A lot of Holocaust memoirs have been published, even if not by Roma and Sinti survivors, and that means that a lot of what’s in this book is tragically familiar – the introduction of laws persecuting particular groups of people, the taking of people to concentration camps, the experiments carried out by Josef Mengele and others, the question of whether or not those living close to the concentration camps – Dachau is very close to residential areas outside Munich, where many of the Mettbach family lived – knew what was going on, the horrific conditions in the concentration camps, and, of course, the gas chambers.  But every personal story is that little bit different, every experience is that little bit different.  And it is personal – and personal accounts are what really brings it home to the reader.

There’s also a lot in this book about forced sterilisation.  That isn’t really addressed in And The Violins Stopped Playing, and it’s not generally addressed in the memoirs of Jewish survivors because it was Roma and Sinti people who were the target.  The idea of the Final Solution would have meant that forced sterilisation of Jewish people was pointless, because they wouldn’t live to have children, but there seems to have been some idea of … a postponed genocide, for lack of a better way of putting it, by preventing Roma and Sinti people from being able to have children.  Former soldiers were even given a choice of going to the gas chambers or being sterilised and then released.  There are some graphic and very distressing descriptions of what was done to Reili’s relatives, both male and female, some as children, some as adults.

This has never been spoken about much until recently, because of cultural taboos, but it should be noted that forced sterilisation of Romani people was carried out in the 20th century in a number of countries, including Norway, Sweden and Switzerland, the last places you’d associate with that sort of policy.  It was particularly common in Czechoslovakia, and then in the Czech Republic and Slovakia after the country split into two, and was going on as late as 2003 or 2004 – yes, 2004.  An online petition was launched earlier this year to demand compensation for those affected: this is not something that’s just part of the past, this is something that’s affecting people to this very day.
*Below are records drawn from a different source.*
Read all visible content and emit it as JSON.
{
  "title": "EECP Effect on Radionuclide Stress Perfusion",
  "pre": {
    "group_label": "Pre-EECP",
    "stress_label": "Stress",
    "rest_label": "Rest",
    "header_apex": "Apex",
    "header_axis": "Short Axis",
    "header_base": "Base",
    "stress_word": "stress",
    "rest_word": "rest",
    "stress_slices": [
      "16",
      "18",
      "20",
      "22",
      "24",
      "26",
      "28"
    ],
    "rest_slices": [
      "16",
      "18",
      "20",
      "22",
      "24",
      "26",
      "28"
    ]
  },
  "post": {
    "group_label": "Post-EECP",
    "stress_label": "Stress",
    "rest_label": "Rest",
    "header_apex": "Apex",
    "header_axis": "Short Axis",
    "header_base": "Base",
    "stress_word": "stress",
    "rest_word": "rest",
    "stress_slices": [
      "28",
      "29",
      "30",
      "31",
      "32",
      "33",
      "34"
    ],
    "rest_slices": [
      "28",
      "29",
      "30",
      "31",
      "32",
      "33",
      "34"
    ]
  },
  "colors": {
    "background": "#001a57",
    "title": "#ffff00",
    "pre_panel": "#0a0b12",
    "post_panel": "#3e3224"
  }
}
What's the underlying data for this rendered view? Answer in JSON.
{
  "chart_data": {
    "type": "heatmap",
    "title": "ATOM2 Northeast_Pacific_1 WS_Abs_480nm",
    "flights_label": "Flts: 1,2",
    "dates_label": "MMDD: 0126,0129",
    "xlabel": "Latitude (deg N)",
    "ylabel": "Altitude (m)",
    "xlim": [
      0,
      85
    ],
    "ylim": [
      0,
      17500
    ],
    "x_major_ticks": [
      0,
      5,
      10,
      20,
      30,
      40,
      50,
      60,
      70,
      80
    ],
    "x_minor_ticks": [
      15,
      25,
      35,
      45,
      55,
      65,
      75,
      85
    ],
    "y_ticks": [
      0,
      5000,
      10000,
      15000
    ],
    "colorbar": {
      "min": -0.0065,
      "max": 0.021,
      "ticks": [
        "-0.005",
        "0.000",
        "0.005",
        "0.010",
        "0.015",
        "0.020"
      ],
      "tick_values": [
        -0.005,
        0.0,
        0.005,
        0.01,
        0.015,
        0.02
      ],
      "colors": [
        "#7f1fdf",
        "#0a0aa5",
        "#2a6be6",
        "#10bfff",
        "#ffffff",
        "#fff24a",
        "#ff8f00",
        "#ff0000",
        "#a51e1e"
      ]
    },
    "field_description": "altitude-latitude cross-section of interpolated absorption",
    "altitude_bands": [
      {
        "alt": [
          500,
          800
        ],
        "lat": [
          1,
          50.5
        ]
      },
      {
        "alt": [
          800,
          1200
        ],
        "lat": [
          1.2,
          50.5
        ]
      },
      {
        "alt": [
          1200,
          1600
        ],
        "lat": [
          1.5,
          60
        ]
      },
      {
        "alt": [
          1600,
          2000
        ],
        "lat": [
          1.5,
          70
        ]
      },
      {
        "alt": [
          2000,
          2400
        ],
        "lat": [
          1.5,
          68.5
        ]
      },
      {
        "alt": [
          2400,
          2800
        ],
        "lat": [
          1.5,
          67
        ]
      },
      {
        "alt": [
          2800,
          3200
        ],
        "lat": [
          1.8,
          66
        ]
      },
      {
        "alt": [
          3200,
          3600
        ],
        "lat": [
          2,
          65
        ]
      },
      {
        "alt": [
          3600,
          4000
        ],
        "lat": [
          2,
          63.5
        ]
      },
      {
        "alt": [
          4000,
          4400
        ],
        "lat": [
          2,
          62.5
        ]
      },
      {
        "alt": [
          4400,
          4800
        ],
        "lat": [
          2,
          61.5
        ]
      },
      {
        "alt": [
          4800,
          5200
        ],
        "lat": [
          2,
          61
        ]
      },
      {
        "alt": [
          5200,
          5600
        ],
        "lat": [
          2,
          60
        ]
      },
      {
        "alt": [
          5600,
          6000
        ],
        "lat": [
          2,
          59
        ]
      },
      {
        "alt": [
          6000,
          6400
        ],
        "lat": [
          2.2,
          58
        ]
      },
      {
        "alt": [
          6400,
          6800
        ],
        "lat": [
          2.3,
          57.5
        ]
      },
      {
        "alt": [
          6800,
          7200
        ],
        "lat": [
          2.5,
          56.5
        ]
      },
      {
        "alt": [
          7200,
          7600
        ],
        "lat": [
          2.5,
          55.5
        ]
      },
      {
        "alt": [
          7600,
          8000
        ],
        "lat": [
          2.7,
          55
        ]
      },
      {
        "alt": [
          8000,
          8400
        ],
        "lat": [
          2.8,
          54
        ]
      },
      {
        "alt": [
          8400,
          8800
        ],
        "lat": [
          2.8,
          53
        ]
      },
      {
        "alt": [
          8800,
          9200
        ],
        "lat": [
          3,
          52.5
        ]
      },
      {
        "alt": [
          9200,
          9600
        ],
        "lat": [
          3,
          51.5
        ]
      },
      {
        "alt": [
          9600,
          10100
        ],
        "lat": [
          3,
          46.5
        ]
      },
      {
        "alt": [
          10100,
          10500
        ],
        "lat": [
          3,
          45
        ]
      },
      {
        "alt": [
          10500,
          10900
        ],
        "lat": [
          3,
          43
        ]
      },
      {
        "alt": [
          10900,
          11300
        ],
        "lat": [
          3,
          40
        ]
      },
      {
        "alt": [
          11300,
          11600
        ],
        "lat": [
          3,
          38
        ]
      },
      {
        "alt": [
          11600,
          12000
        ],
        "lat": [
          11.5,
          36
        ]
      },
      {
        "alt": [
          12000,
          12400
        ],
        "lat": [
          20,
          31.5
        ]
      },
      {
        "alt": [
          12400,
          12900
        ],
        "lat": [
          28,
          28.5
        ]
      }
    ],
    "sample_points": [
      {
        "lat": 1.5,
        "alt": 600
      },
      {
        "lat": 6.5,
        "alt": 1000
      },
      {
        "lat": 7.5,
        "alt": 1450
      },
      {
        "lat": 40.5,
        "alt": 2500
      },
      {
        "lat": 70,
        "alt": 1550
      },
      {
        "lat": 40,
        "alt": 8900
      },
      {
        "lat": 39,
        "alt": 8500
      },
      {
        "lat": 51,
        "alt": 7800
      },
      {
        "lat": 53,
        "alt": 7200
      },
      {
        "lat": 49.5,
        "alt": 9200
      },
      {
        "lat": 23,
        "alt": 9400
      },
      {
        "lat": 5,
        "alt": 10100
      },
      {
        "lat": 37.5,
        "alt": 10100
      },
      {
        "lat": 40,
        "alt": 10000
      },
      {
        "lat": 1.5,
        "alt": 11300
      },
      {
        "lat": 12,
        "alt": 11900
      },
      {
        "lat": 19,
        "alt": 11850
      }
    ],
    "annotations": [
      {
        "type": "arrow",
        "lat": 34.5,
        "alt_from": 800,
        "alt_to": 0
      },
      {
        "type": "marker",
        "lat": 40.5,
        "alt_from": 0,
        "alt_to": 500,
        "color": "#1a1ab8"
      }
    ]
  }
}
This isn’t the world’s greatest book, but it’s an important reminder of something horrific, that happened within living memory, that is still not spoken about very much.  And can you imagine the headlines, and the international outrage if the Italian interior minister announced plans to carry out a census of any other community?   But next to nothing’s been said about this.  It’s horrible.  It’s frightening.  A lot of unpleasant stuff is going on in Europe and in the United States at the moment, but this is arguably the worst of it.  This isn’t a great book, but it would be great for people to read it.